Comparing Feature Selection Techniques for Software Quality Estimation Using Data-Sampling-Based Boosting Algorithms

Software defect prediction is a classification technique that utilizes software metrics and fault data collected during the software development process to identify fault-prone modules before the testing phase. It aims to optimize project resource allocation and eventually improve the quality of software products. However, two factors, high dimensionality and class imbalance, may cause low quality training data and subsequently degrade classification models. Feature (software metric) selection and data sampling are frequently used to overcome these problems. Feature selection (FS) is a process of choosing a subset of relevant features so that the quality of prediction models can be maintained or improved. Data sampling alters the dataset to change its balance level, therefore alleviating the problem of traditional classification models that are biased toward the overrepresented (majority) class. A recent study shows that another method, called boosting (building multiple models, with each model tuned to work better on instances misclassified by previous models), is also effective for addressing the class imbalance problem.
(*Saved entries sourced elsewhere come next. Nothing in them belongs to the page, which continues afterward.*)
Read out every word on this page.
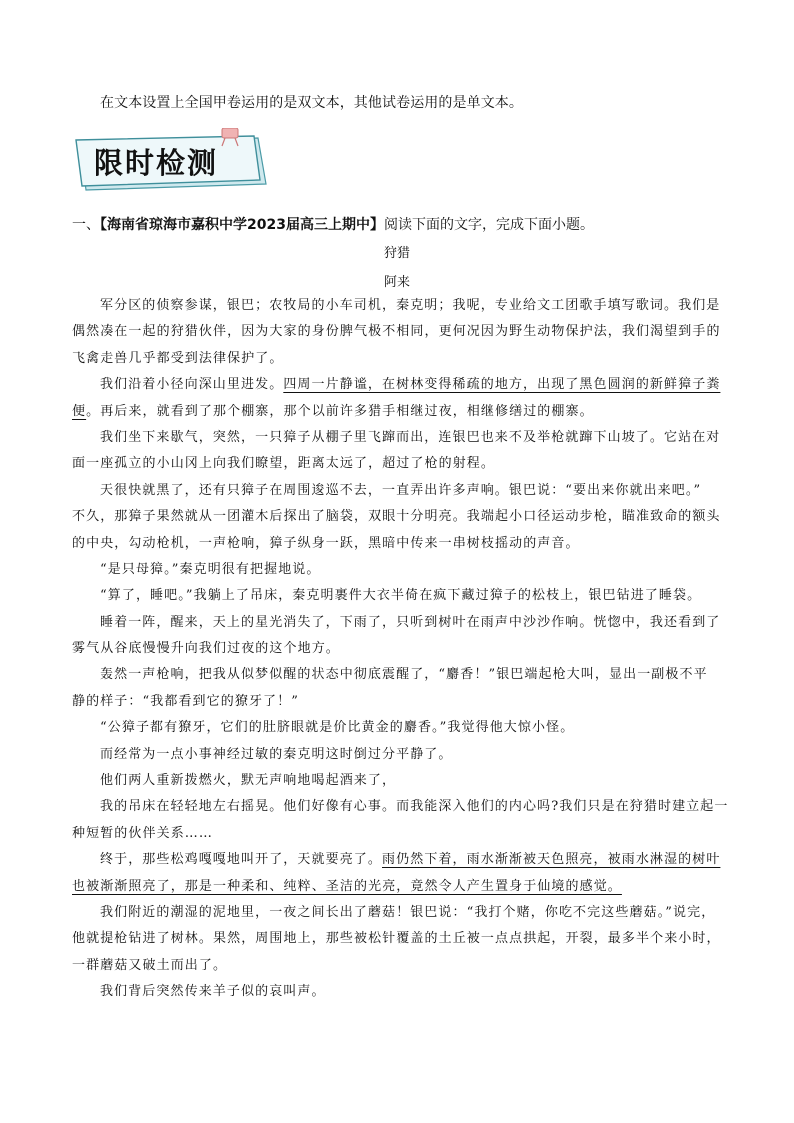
在文本设置上全国甲卷运用的是双文本，其他试卷运用的是单文本。
限时检测
一、【海南省琼海市嘉积中学2023届高三上期中】阅读下面的文字，完成下面小题。
狩猎
阿来
军分区的侦察参谋，银巴；农牧局的小车司机，秦克明；我呢，专业给文工团歌手填写歌词。我们是
偶然凑在一起的狩猎伙伴，因为大家的身份脾气极不相同，更何况因为野生动物保护法，我们渴望到手的
飞禽走兽几乎都受到法律保护了。
我们沿着小径向深山里进发。四周一片静谧，在树林变得稀疏的地方，出现了黑色圆润的新鲜獐子粪
便。再后来，就看到了那个棚寨，那个以前许多猎手相继过夜，相继修缮过的棚寨。
我们坐下来歇气，突然，一只獐子从棚子里飞蹿而出，连银巴也来不及举枪就蹿下山坡了。它站在对
面一座孤立的小山冈上向我们瞭望，距离太远了，超过了枪的射程。
天很快就黑了，还有只獐子在周围逡巡不去，一直弄出许多声响。银巴说：“要出来你就出来吧。”
不久，那獐子果然就从一团灌木后探出了脑袋，双眼十分明亮。我端起小口径运动步枪，瞄准致命的额头
的中央，勾动枪机，一声枪响，獐子纵身一跃，黑暗中传来一串树枝摇动的声音。
“是只母獐。”秦克明很有把握地说。
“算了，睡吧。”我躺上了吊床，秦克明裹件大衣半倚在疯下藏过獐子的松枝上，银巴钻进了睡袋。
睡着一阵，醒来，天上的星光消失了，下雨了，只听到树叶在雨声中沙沙作响。恍惚中，我还看到了
雾气从谷底慢慢升向我们过夜的这个地方。
轰然一声枪响，把我从似梦似醒的状态中彻底震醒了，“麝香！”银巴端起枪大叫，显出一副极不平
静的样子：“我都看到它的獠牙了！”
“公獐子都有獠牙，它们的肚脐眼就是价比黄金的麝香。”我觉得他大惊小怪。
而经常为一点小事神经过敏的秦克明这时倒过分平静了。
他们两人重新拨燃火，默无声响地喝起酒来了，
我的吊床在轻轻地左右摇晃。他们好像有心事。而我能深入他们的内心吗?我们只是在狩猎时建立起一
种短暂的伙伴关系……
终于，那些松鸡嘎嘎地叫开了，天就要亮了。雨仍然下着，雨水渐渐被天色照亮，被雨水淋湿的树叶
也被渐渐照亮了，那是一种柔和、纯粹、圣洁的光亮，竟然令人产生置身于仙境的感觉。
我们附近的潮湿的泥地里，一夜之间长出了蘑菇！银巴说：“我打个赌，你吃不完这些蘑菇。”说完，
他就提枪钻进了树林。果然，周围地上，那些被松针覆盖的土丘被一点点拱起，开裂，最多半个来小时，
一群蘑菇又破土而出了。
我们背后突然传来羊子似的哀叫声。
In this paper, we present a technique that uses FS followed by a boosting algorithm in the context of software quality estimation. We investigate four FS approaches: individual FS, repetitive sampled FS, sampled ensemble FS, and repetitive sampled ensemble FS, and study the impact of the four approaches on the quality of the prediction models. Ten base feature ranking techniques are examined in the case study. We also employ the boosting algorithm to construct classification models with no FS and use the results as the baseline for further comparison. The empirical results demonstrate that (1) FS is important and necessary prior to the learning process; (2) the repetitive sampled FS method generally has similar performance to the individual FS technique; and (3) the ensemble filter (including sampled ensemble filter and repetitive sampled ensemble filter) performs better than or similarly to the average of the corresponding individual base rankers.